Creating a home away from home

When college student Varsha Prasad moved to Bengaluru from Patna to study in a city college, she was a tad apprehensive about finding a good place to stay. A quick online check and she bagged a bed for about Rs 13,000 a month at a student co-living centre, close to her college, complete with amenities such as three homely meals a day, air conditioning, Wi-Fi access, swimming pool and so on. “I find it very safe and do not have to worry about issues such as laundry, general upkeep and other related activities. We also have seminars, meetups and so on at the space, which make living here far more comfortable than a hostel.”

As more and more Indians migrate across the country, in search of better jobs and educational opportunities, co-living, especially in the student living space has become very popular among investors and customers alike. The monthly rentals in these spaces range from Rs 9,500 to Rs 18,000 or upwards, depending on the facilities they offer.

Companies such as Oxfordcaps (6,000 beds), Stanza Living (15,000 beds) and Oyo Life (10,000+ beds) are among the main players in the space.

Data by property consulting firm Anarock, says that Sequoia Capital invested $10 million in Delhi-based student accommodation platform, Stanza Living, in 2018. Goldman Sachs and HDFC were also key contributors to student housing last year, solidifying interest of global investors in this new and upcoming segment.

The report also states that Warburg Pincus, a global Private Equity fund, and mid-market chain, Lemon Tree Hotels, set up a JV in late 2018 to create the first co-living platform focusing on the development of affordable and conveniently located spaces for students and young working professionals across major educational clusters and key office markets in India. Another major player in the student living segment, Oxfordcaps recently received an infusion of about $8 million (about Rs 56 crore) from multiple investors. Major players such as Oyo and Nestaway also operate in this segment. Most of these spaces offer students comfortable beds, customised amenities that include air conditioning, Wi-Fi access, round the clock security and so on, a far cry from dingy rooms and stuffy paying guest accommodations, that most students and young professionals depend on.

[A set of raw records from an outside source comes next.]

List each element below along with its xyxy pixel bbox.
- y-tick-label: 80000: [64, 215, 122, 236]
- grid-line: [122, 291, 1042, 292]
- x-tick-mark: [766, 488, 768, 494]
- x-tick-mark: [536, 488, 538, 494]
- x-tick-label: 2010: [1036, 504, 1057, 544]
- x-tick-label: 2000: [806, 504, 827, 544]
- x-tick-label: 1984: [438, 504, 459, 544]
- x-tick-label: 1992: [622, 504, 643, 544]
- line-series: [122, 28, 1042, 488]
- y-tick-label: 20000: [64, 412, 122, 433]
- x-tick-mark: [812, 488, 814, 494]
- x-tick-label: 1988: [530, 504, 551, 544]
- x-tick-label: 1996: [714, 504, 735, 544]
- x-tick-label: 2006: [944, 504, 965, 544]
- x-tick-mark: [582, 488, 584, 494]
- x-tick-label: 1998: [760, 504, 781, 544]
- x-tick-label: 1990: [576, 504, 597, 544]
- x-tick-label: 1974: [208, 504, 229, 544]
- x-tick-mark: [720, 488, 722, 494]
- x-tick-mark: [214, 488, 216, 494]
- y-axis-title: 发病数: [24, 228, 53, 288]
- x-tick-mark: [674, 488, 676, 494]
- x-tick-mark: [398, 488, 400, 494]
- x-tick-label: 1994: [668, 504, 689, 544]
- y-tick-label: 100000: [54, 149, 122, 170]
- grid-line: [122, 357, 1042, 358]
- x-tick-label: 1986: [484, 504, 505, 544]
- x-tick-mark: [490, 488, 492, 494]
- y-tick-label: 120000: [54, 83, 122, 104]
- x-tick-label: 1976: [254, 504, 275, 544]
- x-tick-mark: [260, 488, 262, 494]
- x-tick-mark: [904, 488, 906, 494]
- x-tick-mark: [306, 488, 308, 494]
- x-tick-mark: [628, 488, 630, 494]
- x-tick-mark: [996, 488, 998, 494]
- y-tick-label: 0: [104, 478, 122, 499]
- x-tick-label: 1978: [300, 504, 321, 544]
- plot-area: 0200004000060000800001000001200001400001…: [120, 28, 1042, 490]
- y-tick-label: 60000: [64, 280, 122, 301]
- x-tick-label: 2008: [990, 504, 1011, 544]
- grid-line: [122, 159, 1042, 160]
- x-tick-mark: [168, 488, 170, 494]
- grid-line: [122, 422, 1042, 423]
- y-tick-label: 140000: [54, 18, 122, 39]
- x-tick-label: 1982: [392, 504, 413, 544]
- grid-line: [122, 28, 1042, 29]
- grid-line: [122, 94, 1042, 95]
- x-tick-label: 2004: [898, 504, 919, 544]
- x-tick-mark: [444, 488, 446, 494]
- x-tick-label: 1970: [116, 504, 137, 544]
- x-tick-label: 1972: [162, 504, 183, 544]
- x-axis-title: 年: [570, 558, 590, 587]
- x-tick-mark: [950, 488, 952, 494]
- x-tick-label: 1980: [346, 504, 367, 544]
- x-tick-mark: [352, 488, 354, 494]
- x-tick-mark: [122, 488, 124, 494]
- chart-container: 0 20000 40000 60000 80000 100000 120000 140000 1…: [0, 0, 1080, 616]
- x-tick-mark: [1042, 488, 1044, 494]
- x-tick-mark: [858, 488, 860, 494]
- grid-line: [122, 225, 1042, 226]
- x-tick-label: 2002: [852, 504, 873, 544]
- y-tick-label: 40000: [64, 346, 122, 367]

Anindya Datta, co-founder of Stanza living, a major player in the segment says, “We feel that the entry of professionally-managed student housing companies will challenge the infrastructure and service-quality gaps that the student housing sector has historically been riddled with. The sector will continue to grow robustly, driven by migrant-student demand that is expected to echo the growth in higher education avenues.”

Huge shortage

He adds, “Of the 36 million students who migrate for education opportunities, over 11 million need housing, since colleges lack the bandwidth to offer accommodation to everyone. We have 15,000 beds across the country and are planning to scale up soon. It is the key educational hubs such as Delhi NCR, Bengaluru, Hyderabad and Pune that are seeing a lot of interest in this space.”

Most of these student co-living spaces are situated in close proximity to educational hubs in cities. In Bengaluru for instance, Datta points out, “Our residences are located in Bannerghatta, Koramangala, Yelahanka, Mathikere and Electronic city.”

This is an assessment Rohit Kapoor, CEO, New Real Estate Businesses, Oyo agrees with. “There is an untapped demand of 60 million beds currently and this creates a huge opportunity for companies and start-ups operating in the area. With OYO Life, we offer essential amenities like Wi-Fi connectivity, television, regular housekeeping, power backup, CCTV surveillance, and 24/7 care-taking. We are in 260 buildings, have more than 10,000 beds and are adding more than 3,000 beds every month.”

For many service providers in this space, technology is playing a vital role as an enabler for better management.

Suresh Rangarajan, founder of co-living space, Co Live, says, “We have adopted technology at a large scale in access control management engine (IoT based proprietary access control technology), centralised security monitoring ( IoT based video surveillance), Smart home operating and networking assistance (SHONA)- (AI based assistance for customer service and concierge). Living space providers have app-enabled services like hassle-free rent payments, property exploration and evaluation services.”

He adds, “There is a need to build a strong sense of community where new friendships and relationships can foster. Co-living is creating a fresh mode of accommodation with an emphasis on improving the issues of loneliness and creating better community relationships.”

Murali T, partner and head, Startups PWC, says that at this juncture, primarily, co-living is a real estate play. “The new players are offering many new facilities and amenities that one would not get in a regular accommodation. Since colleges are not specialised in the task of offering accommodation, this is an area that these players have tapped into. These spaces are very similar to co-working spaces such as WeWork, with multiple amenities and so on. These spaces are different from general co-living spaces since they have a captive user base.”